La médecine intéresse finalement en tant qu'elle révèle la charité, de même que l'âme compatissante et désintéressée de l'héroïne, issue des milieux les plus aisés et dont le rêve est d'ouvrir un dispensaire pour femmes et enfants dans le quartier. La politique est elle traitée d'une manière presque similaire puisque la grande affaire est de mettre fin à un système de scrutin censitaire et promouvoir une démocratie sociale qui prendrait sa source au Parlement et non plus dans les syndicats, désormais trop dépourvus de prise sur le réel. Aider et défendre les pauvres, c'est un beau programme, dont la place dans le scénario est centrale puisque sur ce plan les bons et les méchants s'affrontent, en parallèle et très souvent de façon superposée avec l'intrigue purement sentimentale : le fiancé d'India et le beau-frère de Sid luttent pour un siège de député en même temps que les amoureux tentent à toute force de vivre leur passion et interviennent, chacun à sa façon, pour tenter de donner des réponses à la misère ambiante qui les plonge l'un comme l'autre dans une tristesse profonde et révoltée. Pour différencier les bons des méchants, il faut évaluer la place qu'ils font à l'argent dans leur vie, qu'il s'agisse de santé ou de politique.

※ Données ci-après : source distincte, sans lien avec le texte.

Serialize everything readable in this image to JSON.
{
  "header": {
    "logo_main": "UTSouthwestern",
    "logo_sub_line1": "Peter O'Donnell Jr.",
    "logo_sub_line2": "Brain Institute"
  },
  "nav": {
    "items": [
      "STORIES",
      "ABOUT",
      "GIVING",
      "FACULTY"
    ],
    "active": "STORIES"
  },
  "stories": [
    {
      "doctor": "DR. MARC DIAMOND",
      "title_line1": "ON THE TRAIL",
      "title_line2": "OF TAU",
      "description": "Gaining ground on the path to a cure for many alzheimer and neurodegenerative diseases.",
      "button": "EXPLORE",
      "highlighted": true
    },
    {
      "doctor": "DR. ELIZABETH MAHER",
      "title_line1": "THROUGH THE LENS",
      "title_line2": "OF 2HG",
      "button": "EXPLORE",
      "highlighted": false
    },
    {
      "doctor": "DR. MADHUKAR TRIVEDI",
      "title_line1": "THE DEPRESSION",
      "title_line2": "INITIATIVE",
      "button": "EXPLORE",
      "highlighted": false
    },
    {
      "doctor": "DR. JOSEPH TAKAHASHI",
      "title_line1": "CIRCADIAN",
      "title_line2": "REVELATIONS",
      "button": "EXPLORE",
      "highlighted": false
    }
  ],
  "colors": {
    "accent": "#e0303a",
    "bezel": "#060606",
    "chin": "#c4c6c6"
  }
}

On nage donc dans un monde où gentillesse et bonne volonté tiennent lieu d'analyse sociale, ce en quoi L'Ange de Whitechapel se distingue peu des ouvrages de son genre. Pourtant, il est un point sur lequel l'auteur tient un discours assez radical – toujours si on le compare aux ouvrages de son genre, bien sûr -, c'est le féminisme. Aussi étrange que cela puisse paraître dans le cadre que l'on a décrit précédemment, J. Donnelly tient à montrer qu'India a beau être jeune, aimante et passionnée, jolie, c'est-à-dire en tout point conforme à ce que l'on attend d'une héroïne de roman à l'eau de rose, elle est indépendante et loin d'être bête. Elle est médecin dans un contexte où l'on tolérerait plus volontiers qu'elle se contente d'être une simple infirmière, voire une femme au foyer. Elle n'hésite pas à dire leur fait aux brigands dont elle croise le chemin. Elle a des mains de travailleuse. Elle finit par boire de la bière brune. Sa presque belle-soeur est d'ailleurs elle aussi une femme forte, qui a su, à partir de rien, se retrouver à la tête d'un empire commercial. Leur première rencontre a lieu au cours d'un meeting politique durant le discours d'une des suffragettes les plus célèbres de l'époque. Le frère de Sid se fait battre à l'escalade par une jeune fille bien dégourdie, et la sœur d'India arbore fièrement une coupe à la garçonne. Pire encore, certaines amours manquent un peu de chasteté, et la brave doctoresse se bat pour distribuer des préservatifs...

Truffé de rebondissements plus ou moins conformes à la logique et plus ou moins originaux, le roman se laisse lire sans effort, avec un sourire amusé ou bien un enthousiasme dévorant, c'est selon, parce qu'il respecte parfaitement les codes du genre tout en ayant ce vernis un peu étrange de rébellion féminine, propre à l'écriture et aux préoccupations de J. Donnelly.